How do I do a reverse DNS lookup with nslookup?
On Windows, open Command Prompt and run: nslookup 8.8.8.8 — nslookup automatically handles the in-addr.arpa conversion. On macOS/Linux you can also run: nslookup 8.8.8.8. The result shows the PTR record in the 'name' field. To query a specific DNS server: nslookup 8.8.8.8 1.1.1.1
How do I do a reverse DNS lookup with dig?
On macOS and Linux, use the dig -x flag: dig -x 8.8.8.8 — the -x flag automatically reverses the IP and queries the in-addr.arpa zone. The PTR record appears in the ANSWER SECTION. For a short output: dig -x 8.8.8.8 +short — this returns just the hostname.
How do I do a reverse DNS lookup on Ubuntu/Linux?
On Ubuntu and most Linux distributions, use either: dig -x [IP ADDRESS] or: host [IP ADDRESS]. Example: dig -x 1.1.1.1 returns 'one.one.one.one'. The 'host' command gives a simpler output: host 8.8.8.8 returns 'dns.google'. Both tools are available in the dnsutils package (sudo apt install dnsutils).

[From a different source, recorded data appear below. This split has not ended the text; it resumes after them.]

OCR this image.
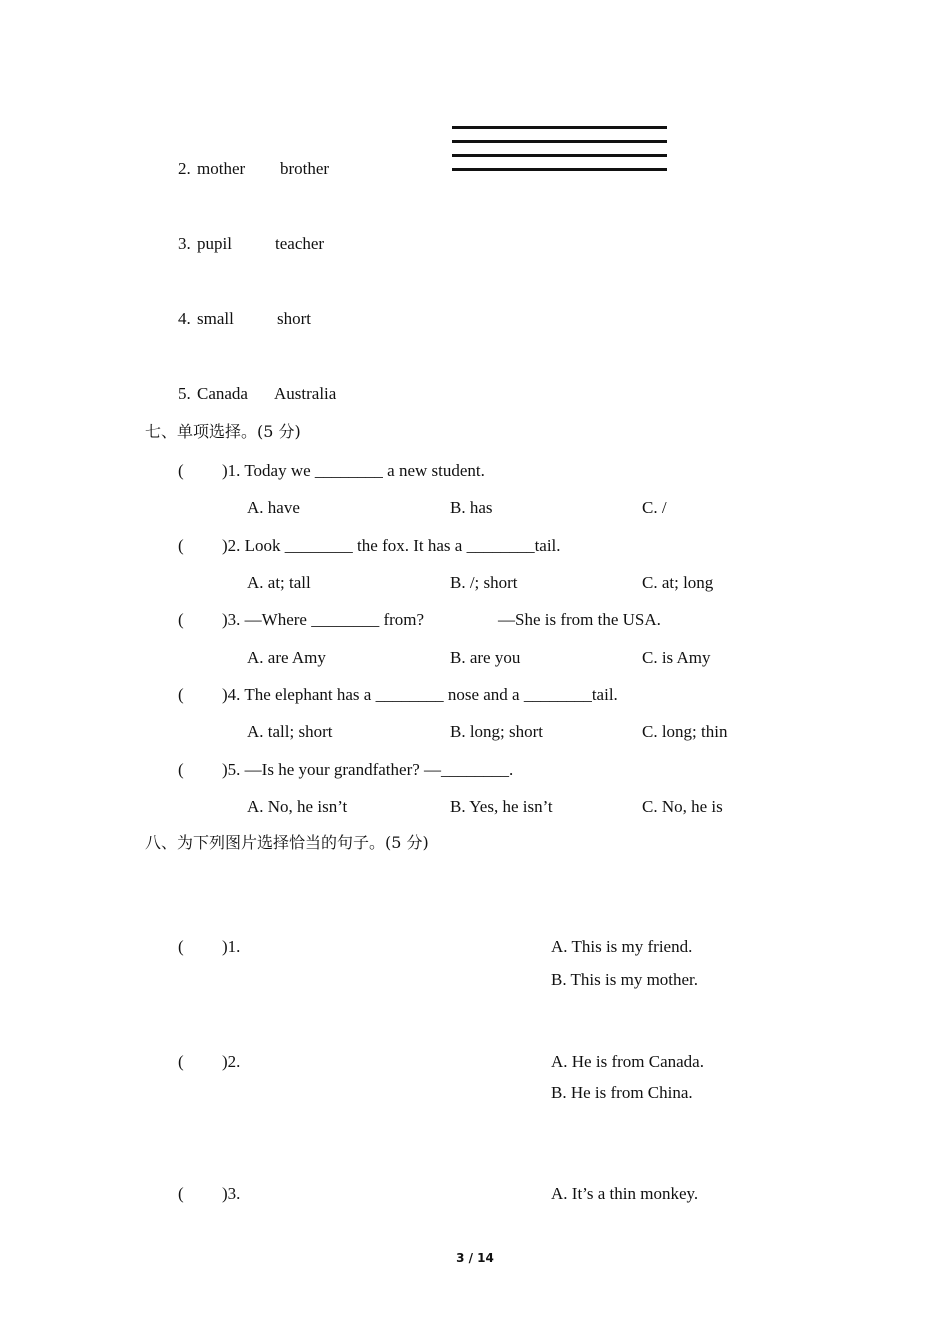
2. mother brother
3. pupil	teacher
4. small	short
5. Canada Australia
七、单项选择。(5 分)
( )1. Today we ________ a new student.
A. have	B. has	C. /
( )2. Look ________ the fox. It has a ________tail.
A. at; tall	B. /; short	C. at; long
( )3. —Where ________ from?	—She is from the USA.
A. are Amy	B. are you	C. is Amy
( )4. The elephant has a ________ nose and a ________tail.
A. tall; short	B. long; short	C. long; thin
( )5. —Is he your grandfather? —________.
A. No, he isn’t	B. Yes, he isn’t	C. No, he is
八、为下列图片选择恰当的句子。(5 分)
( )1.	A. This is my friend.
B. This is my mother.
( )2.	A. He is from Canada.
B. He is from China.
( )3.	A. It’s a thin monkey.
3 / 14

Why does an IP have no reverse DNS record?
Not all IP addresses have PTR records. This is common for: residential/dynamic IPs (ISPs often use generic hostnames like pool-100-20-40.verizon.net or none at all), newly provisioned cloud/VPS servers (PTR must be configured by the hosting provider), and some legacy IP blocks. A missing PTR record can cause email delivery issues — many mail servers reject messages from IPs without valid reverse DNS.
What is the in-addr.arpa zone?
The in-addr.arpa zone is a special DNS zone used for IPv4 reverse lookups. The IP is reversed and '.in-addr.arpa' is appended: IP 1.2.3.4 becomes the DNS query 4.3.2.1.in-addr.arpa. For IPv6, the equivalent zone is ip6.arpa, where the address is expanded and fully reversed in nibble format. The RIR (ARIN, RIPE, APNIC, etc.) delegates sub-zones of in-addr.arpa to ISPs when assigning IP blocks.
Can I set up reverse DNS for my IP address?
Yes, but only the IP block owner can create PTR records. For residential ISPs, contact your provider — some (like Comcast Business) allow PTR record requests. For cloud/VPS hosting (AWS, DigitalOcean, Azure), you can configure PTR records in your provider's dashboard. For your own IP block (if you have PI space), you manage the reverse zone yourself through your RIR account.